Bedwetting in children under the age of 7 should only be considered normal and part of the maturing process. In other words, bedwetting happens because of immaturity. Children learn to control their bladders during sleep at their own good time (but usually before the age of 7). Not wetting the bed anymore is actually the last stage of the often-challenging process of potty training. In the United States, it’s estimated that seven million children regularly wet their beds. In the U.K., bedwetting is considered normal under the age of 5. One in seven U.K. children aged 5 and one in 20 children aged 10 wet the bed. There is, in fact, an organization, a childhood continence charity in the U.K., founded in 1988, called “ERIC,” (Every Child Has The Right To Go, website www.eric.org.uk) which operates as a support group and provides information for parents and adults who suffer from bedwetting.

While bedwetting resolves in time with most, for some it becomes a challenge. Bedwetting is actually a complex process that involves the coordinated action of the muscles, nerves, spinal cord, and brain.

There are two recognized forms of bedwetting:

Primary – Primary bedwetting refers to children or those who have never had control of their bedwetting. This form, primarily, stops when maturity and the ability to control the urination process are outlined above.

Secondary – Secondary urination refers to a relapse – that is, a child has been “dry” (no bedwetting) for six months when there is suddenly a recurrence.

Underlying conditions for secondary bedwetting may include:

  • Psychological stress
  • Major life changes (moving, starting a new school, or parents’ separation)
  • Heredity – it runs in families
  • Small functional bladder capacity
  • Food sensitivities – these include citrus, caffeine, carbonated drinks, and other foods

Medical Causes of bedwetting include:

  • Obstruction of the urinary tract
  • Constipation or irregular bowel movements
  • A low level of hormone that controls how much urine is produced during sleep is called “high-urine production”
  • Bladder infection
  • Kidney infection
  • Diabetes
  • Bladder or urinary abnormality.

If a child who is five or older wets the bed more than two or three times a month, the child’s pediatrician should be contacted.

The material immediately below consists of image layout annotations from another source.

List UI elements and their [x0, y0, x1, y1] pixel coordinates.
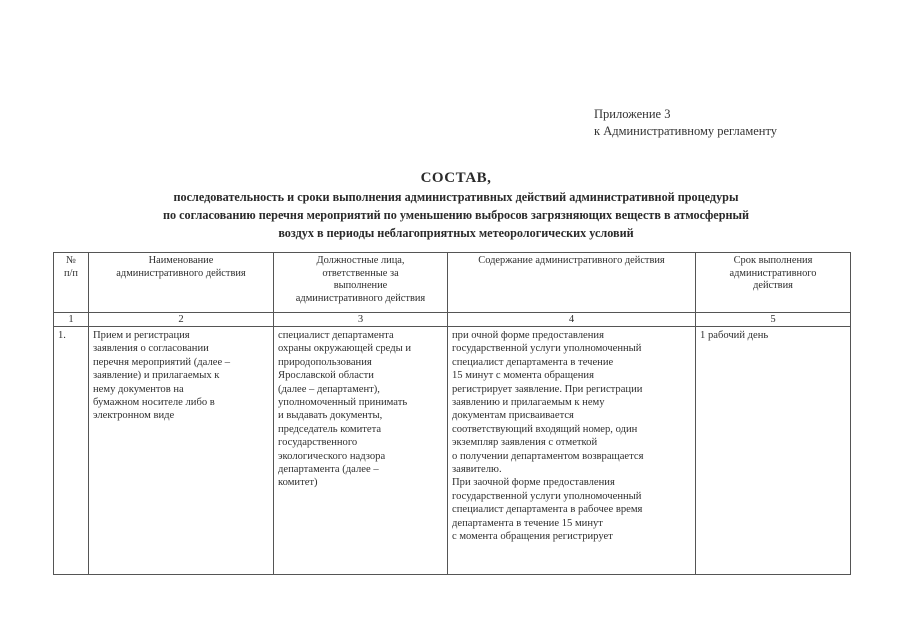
appendix-regulation: к Административному регламенту	[594, 124, 778, 138]
header-content: Содержание административного действия	[448, 253, 696, 313]
column-number-row	[54, 313, 851, 327]
header-action-name: Наименование административного действия	[89, 253, 274, 313]
officials-cell: специалист департамента охраны окружающей среды и природопользования Ярославской области (далее – департамент), уполномоченный принимать и выдавать документы, председатель комитета государственного экологического надзора департамента (далее – комитет)	[274, 327, 448, 575]
title-main: СОСТАВ,	[420, 170, 492, 186]
column-number: 5	[696, 313, 851, 327]
appendix-number: Приложение 3	[594, 107, 671, 121]
column-number: 2	[89, 313, 274, 327]
header-officials: Должностные лица, ответственные за выполнение административного действия	[274, 253, 448, 313]
header-term: Срок выполнения административного действия	[696, 253, 851, 313]
table-row	[54, 327, 851, 575]
row-number: 1.	[54, 327, 89, 575]
table-header-row	[54, 253, 851, 313]
appendix-reference	[594, 106, 777, 140]
content-cell: при очной форме предоставления государственной услуги уполномоченный специалист департамента в течение 15 минут с момента обращения регистрирует заявление. При регистрации заявлению и прилагаемым к нему документам присваивается соответствующий входящий номер, один экземпляр заявления с отметкой о получении департаментом возвращается заявителю. При заочной форме предоставления государственной услуги уполномоченный специалист департамента в рабочее время департамента в течение 15 минут с момента обращения регистрирует	[448, 327, 696, 575]
procedure-table	[53, 252, 851, 575]
column-number: 3	[274, 313, 448, 327]
document-title	[40, 168, 872, 242]
column-number: 1	[54, 313, 89, 327]
title-line-3: воздух в периоды неблагоприятных метеорологических условий	[278, 226, 634, 240]
title-line-1: последовательность и сроки выполнения административных действий административной процедуры	[173, 190, 739, 204]
header-number: № п/п	[54, 253, 89, 313]
action-name-cell: Прием и регистрация заявления о согласовании перечня мероприятий (далее – заявление) и прилагаемых к нему документов на бумажном носителе либо в электронном виде	[89, 327, 274, 575]
term-cell: 1 рабочий день	[696, 327, 851, 575]
title-line-2: по согласованию перечня мероприятий по уменьшению выбросов загрязняющих веществ в атмосферный	[162, 208, 750, 222]
column-number: 4	[448, 313, 696, 327]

Parents should never place blame due to bedwetting – it is not done intentionally and not done to get attention. It can be as simple an issue of a heavy sleeper who is unable to wake themselves up when their bladder is full. Some parents have noticed that their child doesn’t wet the bed when he/she sleeps somewhere other than home. Doctors speculate that a strange location makes heavy sleepers sleep more lightly and they are able to wake themselves up.

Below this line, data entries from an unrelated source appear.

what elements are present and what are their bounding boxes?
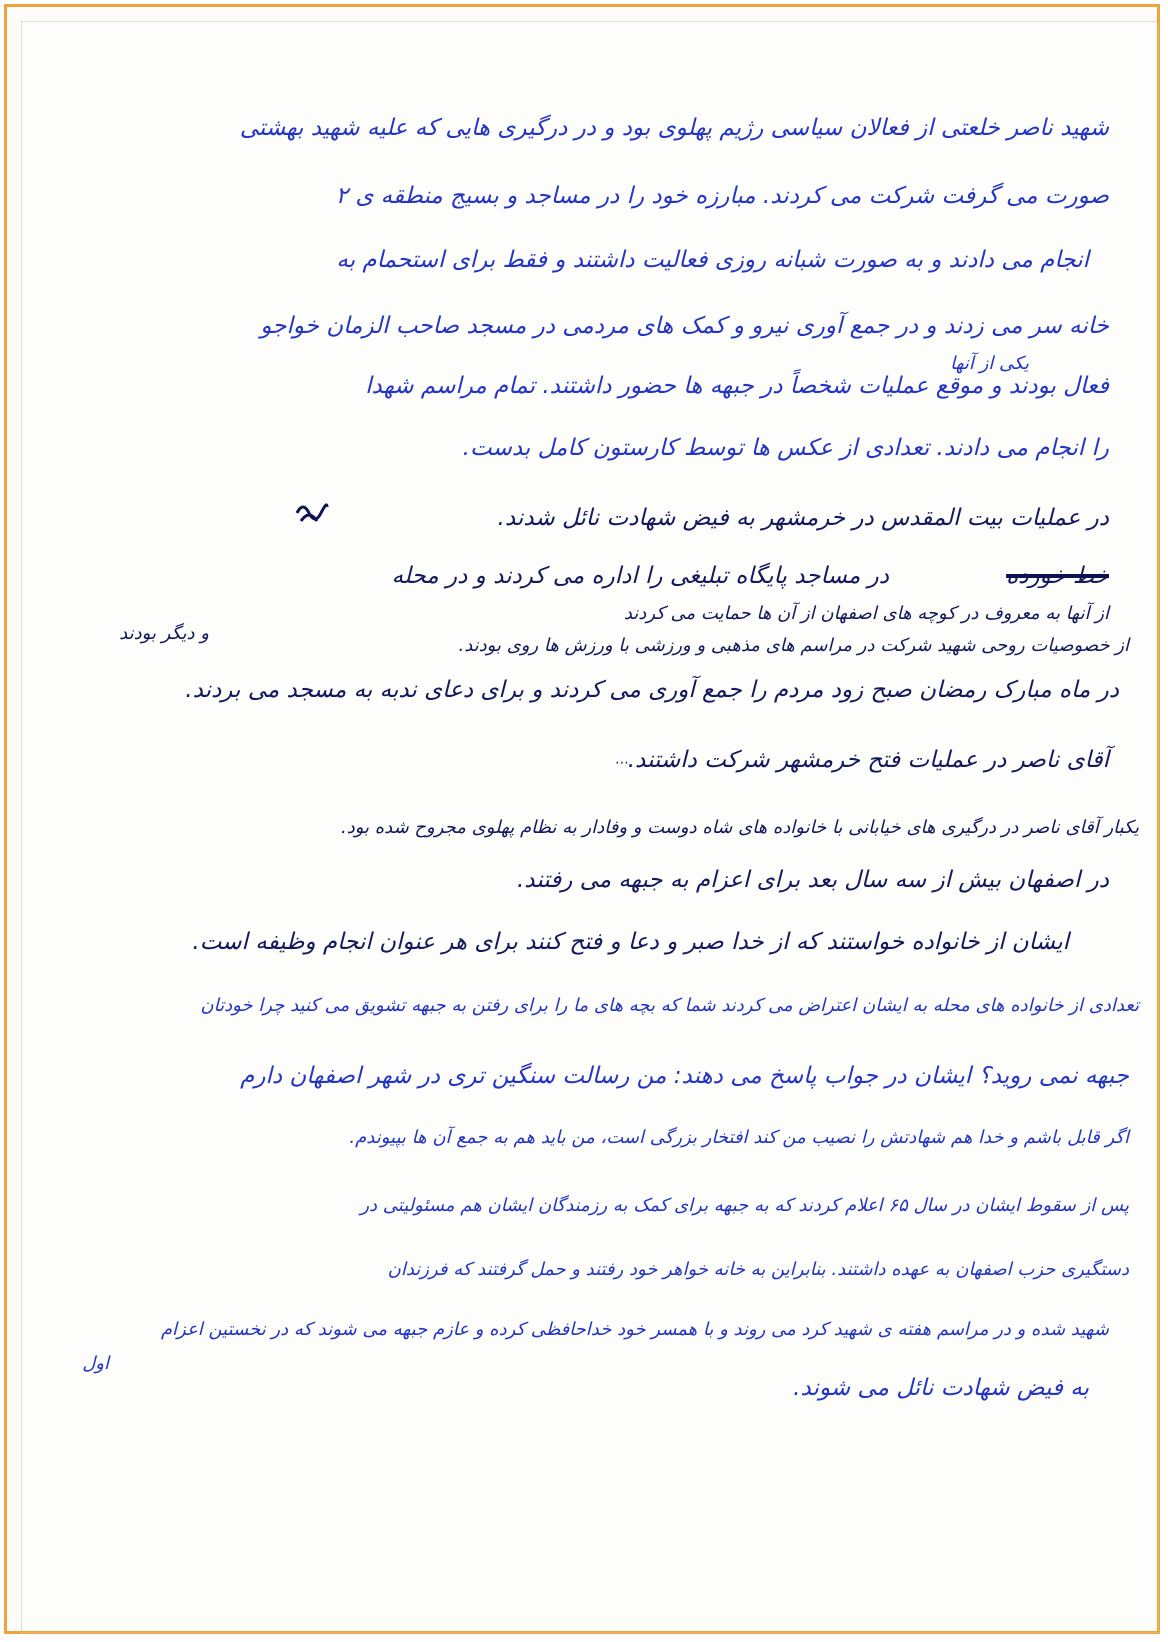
- text-line: در ماه مبارک رمضان صبح زود مردم را جمع آوری می کردند و برای دعای ندبه به مسجد می بردند.: [185, 677, 1119, 703]
- handwritten-letter: [31, 37, 1149, 1623]
- text-line: ایشان از خانواده خواستند که از خدا صبر و دعا و فتح کنند برای هر عنوان انجام وظیفه است.: [192, 929, 1069, 955]
- ink-scribble-icon: [295, 499, 329, 527]
- text-line: انجام می دادند و به صورت شبانه روزی فعالیت داشتند و فقط برای استحمام به: [336, 247, 1089, 273]
- text-line: دستگیری حزب اصفهان به عهده داشتند. بنابراین به خانه خواهر خود رفتند و حمل گرفتند که فرزندان: [387, 1259, 1129, 1280]
- text-line: خانه سر می زدند و در جمع آوری نیرو و کمک های مردمی در مسجد صاحب الزمان خواجو: [260, 313, 1109, 339]
- text-line: از آنها به معروف در کوچه های اصفهان از آن ها حمایت می کردند: [623, 603, 1109, 624]
- text-line: پس از سقوط ایشان در سال ۶۵ اعلام کردند که به جبهه برای کمک به رزمندگان ایشان هم مسئولیتی در: [360, 1195, 1129, 1216]
- text-line: از خصوصیات روحی شهید شرکت در مراسم های مذهبی و ورزشی با ورزش ها روی بودند.: [458, 635, 1129, 656]
- text-line: تعدادی از خانواده های محله به ایشان اعتراض می کردند شما که بچه های ما را برای رفتن به جبهه تشویق می کنید چرا خودتان: [200, 995, 1139, 1016]
- text-line: در اصفهان بیش از سه سال بعد برای اعزام به جبهه می رفتند.: [516, 867, 1109, 893]
- margin-note: اول: [82, 1353, 109, 1374]
- text-line: شهید شده و در مراسم هفته ی شهید کرد می روند و با همسر خود خداحافظی کرده و عازم جبهه می شوند که در نخستین اعزام: [160, 1319, 1109, 1340]
- struck-text: خط خورده: [1006, 565, 1109, 588]
- ink-dots: ⋯: [615, 755, 629, 771]
- text-line: آقای ناصر در عملیات فتح خرمشهر شرکت داشتند.: [627, 747, 1109, 773]
- text-line: در مساجد پایگاه تبلیغی را اداره می کردند و در محله: [391, 563, 889, 589]
- text-line: فعال بودند و موقع عملیات شخصاً در جبهه ها حضور داشتند. تمام مراسم شهدا: [365, 373, 1109, 399]
- margin-note: و دیگر بودند: [119, 623, 209, 644]
- margin-note: یکی از آنها: [950, 353, 1029, 374]
- text-line: اگر قابل باشم و خدا هم شهادتش را نصیب من کند افتخار بزرگی است، من باید هم به جمع آن ها بپیوندم.: [349, 1127, 1129, 1148]
- text-line: صورت می گرفت شرکت می کردند. مبارزه خود را در مساجد و بسیج منطقه ی ۲: [335, 183, 1109, 209]
- text-line: یکبار آقای ناصر در درگیری های خیابانی با خانواده های شاه دوست و وفادار به نظام پهلوی مجروح شده بود.: [340, 817, 1139, 838]
- text-line: جبهه نمی روید؟ ایشان در جواب پاسخ می دهند: من رسالت سنگین تری در شهر اصفهان دارم: [240, 1063, 1129, 1089]
- text-line: شهید ناصر خلعتی از فعالان سیاسی رژیم پهلوی بود و در درگیری هایی که علیه شهید بهشتی: [239, 115, 1109, 141]
- text-line: به فیض شهادت نائل می شوند.: [793, 1375, 1089, 1401]
- text-line: را انجام می دادند. تعدادی از عکس ها توسط کارستون کامل بدست.: [462, 435, 1109, 461]
- text-line: در عملیات بیت المقدس در خرمشهر به فیض شهادت نائل شدند.: [497, 505, 1109, 531]
- document-page: [4, 4, 1160, 1634]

It will help the child’s doctor if the parents keep a journal over the course of a week, chronicling the bedwetting and addressing the following:

  • When did it start?
  • Is the child a heavy sleeper?
  • Has it improved, worsened, or stayed the same since the onset?
  • How frequently does night-time bedwetting occur?
  • How effective are your solutions – protective undergarments? Bedwetting alarm?

In the meantime, don’t worry, as it is a situation that is solved by most. Never punish a child or compare him/her to another child (everyone’s development is different), and don’t restrict fluids (but let them drink water, rather than other kinds of drinks). Work with your child and discuss goals of treatment and alarm use, don’t focus on accidents.